Hermione sat without a word, shock covering her face, "Wow" she finally whispered.
"OK, sorry for that too, now" he said laughing slightly and she laughed too.
"Ron," she said covering his hand with hers, "Let's not worry about 'sorry' now" and with that she leaned over the table, her breasts peaking through the neckline of her shirt, and kissed him for a third time.
And it began, almost as if had before. Their kiss deepened, their tongues swirled, their throats let out deep moans. The kiss broke only for both to stand up, face-to-face, pulsating body to pulsating body.

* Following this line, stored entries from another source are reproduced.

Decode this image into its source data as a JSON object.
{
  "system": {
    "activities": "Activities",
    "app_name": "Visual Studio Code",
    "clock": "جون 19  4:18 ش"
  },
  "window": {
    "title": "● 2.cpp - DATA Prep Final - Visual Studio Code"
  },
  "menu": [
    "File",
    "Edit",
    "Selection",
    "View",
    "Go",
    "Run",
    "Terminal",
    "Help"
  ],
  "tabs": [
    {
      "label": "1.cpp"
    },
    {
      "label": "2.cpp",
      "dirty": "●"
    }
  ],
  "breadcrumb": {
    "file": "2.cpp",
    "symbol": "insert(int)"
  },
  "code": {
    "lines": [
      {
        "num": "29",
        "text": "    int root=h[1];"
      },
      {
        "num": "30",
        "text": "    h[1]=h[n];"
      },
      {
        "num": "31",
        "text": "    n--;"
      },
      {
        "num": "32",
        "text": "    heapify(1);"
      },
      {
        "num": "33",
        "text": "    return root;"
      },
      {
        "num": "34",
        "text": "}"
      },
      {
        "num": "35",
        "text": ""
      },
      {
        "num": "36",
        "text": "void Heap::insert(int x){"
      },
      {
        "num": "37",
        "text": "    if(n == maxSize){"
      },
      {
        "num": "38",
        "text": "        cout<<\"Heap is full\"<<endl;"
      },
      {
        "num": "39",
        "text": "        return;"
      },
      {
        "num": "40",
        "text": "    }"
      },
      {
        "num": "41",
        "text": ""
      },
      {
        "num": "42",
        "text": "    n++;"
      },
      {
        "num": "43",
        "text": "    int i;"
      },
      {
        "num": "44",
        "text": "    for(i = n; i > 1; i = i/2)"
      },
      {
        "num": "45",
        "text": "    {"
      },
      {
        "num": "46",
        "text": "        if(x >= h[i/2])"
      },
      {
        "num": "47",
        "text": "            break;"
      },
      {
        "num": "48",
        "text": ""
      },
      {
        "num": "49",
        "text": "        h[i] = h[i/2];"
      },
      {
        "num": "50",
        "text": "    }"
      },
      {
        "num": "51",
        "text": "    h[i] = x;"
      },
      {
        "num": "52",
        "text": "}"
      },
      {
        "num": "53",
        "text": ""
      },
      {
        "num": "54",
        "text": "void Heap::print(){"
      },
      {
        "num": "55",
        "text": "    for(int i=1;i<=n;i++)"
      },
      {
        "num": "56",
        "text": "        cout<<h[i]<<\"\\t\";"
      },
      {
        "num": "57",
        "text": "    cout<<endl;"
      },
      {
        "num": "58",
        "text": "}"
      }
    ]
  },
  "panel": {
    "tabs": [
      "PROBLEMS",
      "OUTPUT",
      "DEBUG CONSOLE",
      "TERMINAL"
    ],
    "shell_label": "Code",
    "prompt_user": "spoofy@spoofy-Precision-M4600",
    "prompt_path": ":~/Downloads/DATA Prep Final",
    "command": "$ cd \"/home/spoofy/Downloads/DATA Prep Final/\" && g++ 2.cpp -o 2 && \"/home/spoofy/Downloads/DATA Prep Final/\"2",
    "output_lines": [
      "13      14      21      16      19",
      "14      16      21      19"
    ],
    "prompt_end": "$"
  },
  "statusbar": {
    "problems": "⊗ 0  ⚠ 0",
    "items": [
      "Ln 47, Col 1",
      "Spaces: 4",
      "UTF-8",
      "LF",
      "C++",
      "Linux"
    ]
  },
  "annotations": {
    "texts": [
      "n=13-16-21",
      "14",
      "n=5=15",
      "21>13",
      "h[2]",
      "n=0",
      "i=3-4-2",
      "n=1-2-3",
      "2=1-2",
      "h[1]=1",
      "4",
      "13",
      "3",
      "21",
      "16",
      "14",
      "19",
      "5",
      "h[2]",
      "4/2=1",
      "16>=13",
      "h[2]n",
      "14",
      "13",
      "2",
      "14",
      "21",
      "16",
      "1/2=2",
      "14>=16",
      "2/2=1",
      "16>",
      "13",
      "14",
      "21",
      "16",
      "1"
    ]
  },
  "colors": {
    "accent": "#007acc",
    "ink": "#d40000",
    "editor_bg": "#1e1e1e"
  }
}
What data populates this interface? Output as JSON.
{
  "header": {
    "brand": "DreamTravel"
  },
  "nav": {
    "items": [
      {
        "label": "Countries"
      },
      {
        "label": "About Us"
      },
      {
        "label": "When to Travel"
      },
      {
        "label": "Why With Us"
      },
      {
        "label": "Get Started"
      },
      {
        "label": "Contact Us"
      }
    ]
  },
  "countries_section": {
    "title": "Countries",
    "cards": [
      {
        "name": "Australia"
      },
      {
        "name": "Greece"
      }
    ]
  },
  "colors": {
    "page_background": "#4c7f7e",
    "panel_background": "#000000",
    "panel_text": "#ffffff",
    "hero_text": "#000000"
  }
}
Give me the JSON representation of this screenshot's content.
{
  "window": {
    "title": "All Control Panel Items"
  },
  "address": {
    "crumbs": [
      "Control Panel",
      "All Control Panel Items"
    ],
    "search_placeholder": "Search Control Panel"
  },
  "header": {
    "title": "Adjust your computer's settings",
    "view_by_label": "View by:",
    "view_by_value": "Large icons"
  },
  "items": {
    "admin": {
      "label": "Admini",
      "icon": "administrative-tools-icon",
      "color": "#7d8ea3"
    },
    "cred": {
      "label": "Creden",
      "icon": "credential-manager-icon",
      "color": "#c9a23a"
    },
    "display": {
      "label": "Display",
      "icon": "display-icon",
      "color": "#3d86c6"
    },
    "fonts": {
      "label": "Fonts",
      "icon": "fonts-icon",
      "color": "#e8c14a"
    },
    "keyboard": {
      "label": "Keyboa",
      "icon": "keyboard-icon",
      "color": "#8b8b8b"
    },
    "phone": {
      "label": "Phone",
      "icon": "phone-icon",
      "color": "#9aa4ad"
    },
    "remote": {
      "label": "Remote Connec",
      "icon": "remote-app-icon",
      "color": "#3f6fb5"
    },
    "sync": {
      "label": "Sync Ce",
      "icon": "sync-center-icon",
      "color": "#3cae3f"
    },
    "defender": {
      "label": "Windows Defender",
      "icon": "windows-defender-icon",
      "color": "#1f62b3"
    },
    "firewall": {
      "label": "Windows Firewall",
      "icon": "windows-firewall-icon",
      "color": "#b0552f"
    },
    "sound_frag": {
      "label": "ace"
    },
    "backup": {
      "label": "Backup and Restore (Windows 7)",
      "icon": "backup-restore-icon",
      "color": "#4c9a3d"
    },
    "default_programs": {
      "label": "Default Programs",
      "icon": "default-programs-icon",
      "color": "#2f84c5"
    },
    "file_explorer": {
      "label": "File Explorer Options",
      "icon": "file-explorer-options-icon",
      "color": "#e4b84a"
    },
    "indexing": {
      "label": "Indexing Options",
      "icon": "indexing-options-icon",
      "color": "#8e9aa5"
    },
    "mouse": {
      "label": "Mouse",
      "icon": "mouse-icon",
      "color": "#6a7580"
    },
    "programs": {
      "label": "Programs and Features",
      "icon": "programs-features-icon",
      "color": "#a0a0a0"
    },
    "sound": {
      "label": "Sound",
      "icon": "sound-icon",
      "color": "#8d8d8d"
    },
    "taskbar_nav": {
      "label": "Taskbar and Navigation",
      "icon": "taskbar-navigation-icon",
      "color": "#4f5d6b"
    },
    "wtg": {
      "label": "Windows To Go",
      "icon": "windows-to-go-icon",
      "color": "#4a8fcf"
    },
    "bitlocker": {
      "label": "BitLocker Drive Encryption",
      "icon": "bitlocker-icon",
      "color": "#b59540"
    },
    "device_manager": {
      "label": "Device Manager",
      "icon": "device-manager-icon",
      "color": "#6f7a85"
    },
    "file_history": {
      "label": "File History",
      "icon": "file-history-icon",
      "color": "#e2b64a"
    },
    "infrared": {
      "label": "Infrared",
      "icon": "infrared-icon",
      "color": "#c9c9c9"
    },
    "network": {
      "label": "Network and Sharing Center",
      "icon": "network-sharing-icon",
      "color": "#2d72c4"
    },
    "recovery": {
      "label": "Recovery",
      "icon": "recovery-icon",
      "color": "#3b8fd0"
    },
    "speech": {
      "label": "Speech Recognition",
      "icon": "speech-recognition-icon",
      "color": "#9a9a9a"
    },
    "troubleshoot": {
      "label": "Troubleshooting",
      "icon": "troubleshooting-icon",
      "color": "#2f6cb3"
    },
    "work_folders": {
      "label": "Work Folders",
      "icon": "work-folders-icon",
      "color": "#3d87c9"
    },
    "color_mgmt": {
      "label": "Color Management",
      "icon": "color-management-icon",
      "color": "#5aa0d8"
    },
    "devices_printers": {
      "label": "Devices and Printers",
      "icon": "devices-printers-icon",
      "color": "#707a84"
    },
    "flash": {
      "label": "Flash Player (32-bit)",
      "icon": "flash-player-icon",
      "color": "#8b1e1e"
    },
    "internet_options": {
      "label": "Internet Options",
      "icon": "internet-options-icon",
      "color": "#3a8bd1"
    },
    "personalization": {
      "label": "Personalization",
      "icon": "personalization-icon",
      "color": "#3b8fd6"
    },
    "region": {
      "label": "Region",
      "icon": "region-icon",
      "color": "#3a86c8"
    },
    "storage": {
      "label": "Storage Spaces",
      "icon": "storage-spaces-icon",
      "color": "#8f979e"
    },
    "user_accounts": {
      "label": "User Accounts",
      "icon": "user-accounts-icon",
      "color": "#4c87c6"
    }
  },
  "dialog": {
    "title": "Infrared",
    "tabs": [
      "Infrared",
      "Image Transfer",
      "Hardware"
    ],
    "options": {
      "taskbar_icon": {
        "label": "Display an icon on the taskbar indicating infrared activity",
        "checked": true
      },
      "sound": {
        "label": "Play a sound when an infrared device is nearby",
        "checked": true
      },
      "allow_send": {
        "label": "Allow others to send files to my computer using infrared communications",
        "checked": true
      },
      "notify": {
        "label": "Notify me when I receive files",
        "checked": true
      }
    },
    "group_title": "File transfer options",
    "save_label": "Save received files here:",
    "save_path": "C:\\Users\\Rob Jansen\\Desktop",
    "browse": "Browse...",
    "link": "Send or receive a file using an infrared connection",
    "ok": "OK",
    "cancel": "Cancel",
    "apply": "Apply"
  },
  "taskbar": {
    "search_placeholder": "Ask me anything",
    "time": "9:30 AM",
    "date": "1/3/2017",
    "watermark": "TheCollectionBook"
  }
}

His hands wrapped around her, one exploring the sway of her back, while the other clung to her neck. And she, in rapacious joy, pushed her body tightly to his, grabbing his hair. They moved together, somehow, until she was pressed up against the door leading to his room.
Without letting go, without stopping, Ron turned the knob and as the door swung open, they stumbled in breaking the kiss for the second time. They stared at each other, searching for answers in the other's eyes as their chests rhythmically expanded and contracted. Were they really going to do this again?
"Hermione" he started breathlessly, she shook her head as if to say, not now, not now.
"No." he said more boldly this time, "I don't want this to be like last time." She looked hurt and frustrated. Why was he stopping this? Why couldn't they shut off, shut out?
"Ron, don't do this. We don't need to do this!"
"Yes we do!" he was screaming now, letting all the frustration of years of fighting drain out of him. "Hermione," he started again, his voice striving to sound more controlled, more together, "We never talked about the last time, I need this; I need to know. Hermione, please" he begged as she shifted her eyes down, folding her arms tightly against her chest. "Please, I love-"
"No!" she shot "No, don't say it, Ron, don't do this to me. We can't be in love, you're leaving, I'm leaving. And what? Are we supposed to pretend that all that happened didn't? That people didn't die before us, that the wizarding world isn't in shambles? Can't we just have this, you and me, without worry, without love or commitment?"
Ron's heart sunk, she didn't want him, she didn't want any of him, or at least, not all of him.
"OK" he said because if he could only have the tiniest bit of Hermione it was better than nothing.